About this item

Told with Andrew Smith's signature dark humor, Rabbit & Robot tells the story of Cager Messer, a boy who's stranded on the Tennessee - his father's lunar-cruise utopia - with insane robots.Cager has been transported to the Tennessee, a giant lunar-cruise ship orbiting the moon that his dad owns, by Billy and Rowan to help him shake his Woz addiction. Meanwhile, Earth, in the midst of thirty simultaneous wars, burns to ash beneath them. And as the robots on board become increasingly insane and cannibalistic, and the Earth becomes a toxic wasteland, the boys have to wonder if they'll be stranded alone in space forever.
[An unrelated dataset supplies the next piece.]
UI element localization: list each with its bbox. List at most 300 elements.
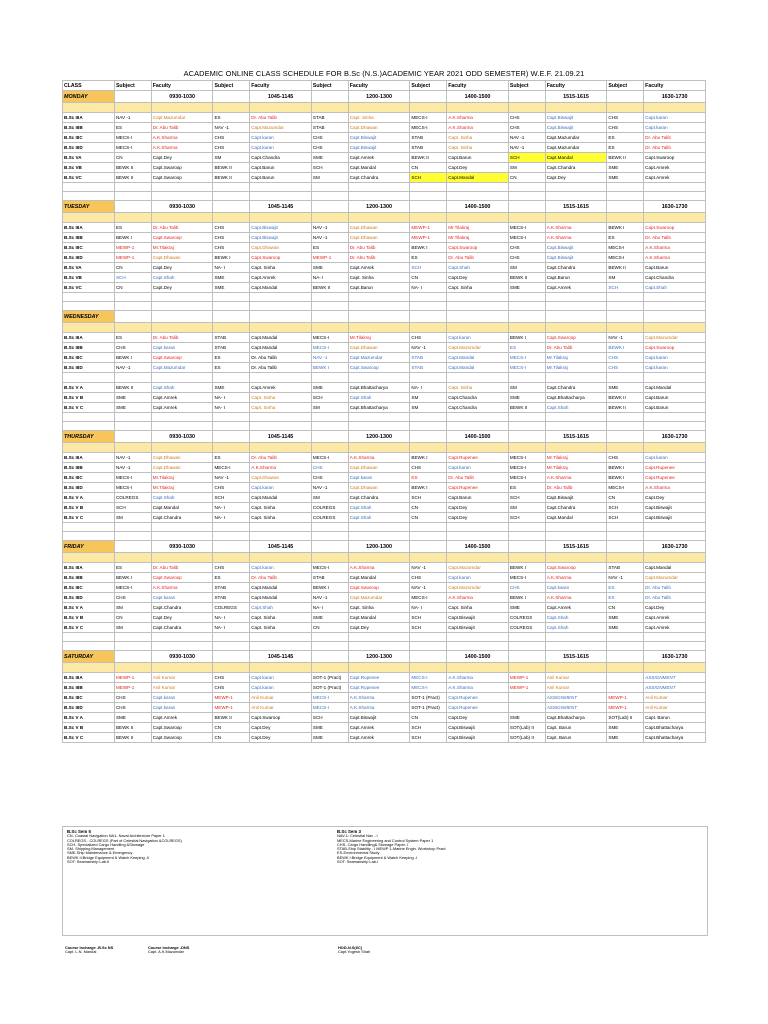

In his new novel, Andrew Smith, Printz Honor author of Grasshopper Jungle, will make you laugh, cry, and consider what it really means to be human.



About the Author

Andrew Smith

Andrew Smith knew ever since his days as editor of his high school newspaper that he wanted to be a writer. After graduating college, he experimented with journalistic careers - writing for newspapers and radio stations - but found it wasn't the kind of writing he'd dreamed about doing. Born with an impulse to travel, Smith, the son of an immigrant, bounced around the world and from job to job, working at various times in a metals mill, as a longshoreman unloading bananas from Central America and imported autos from Japan, in bars and liquor stores, in security, and as a musician, before settling down permanently in Southern California. Here, he got his first "real job," as a teacher in an alternative educational program for At-Risk teens, married, and moved to a rural mountain location. Throughout his life, Smith continued to write, but never considered seeking publication until challenged into it by lifelong friend, author Kelly Milner Halls. In 2008, Smith published his first novel, Ghost Medicine, an ALA/YALSA "Best Books for Young Adults." This was followed in 2009 with In the Path of Falling Objects, also a BBYA recipient. The Marbury Lens is Smith's third novel, and will be followed in 2011 by Stick. Smith prefers the seclusion of his rural setting, where he lives with his wife, 16-year-old son, 13-year-old daughter, two horses, three dogs, three cats, and one irritable lizard named Leo.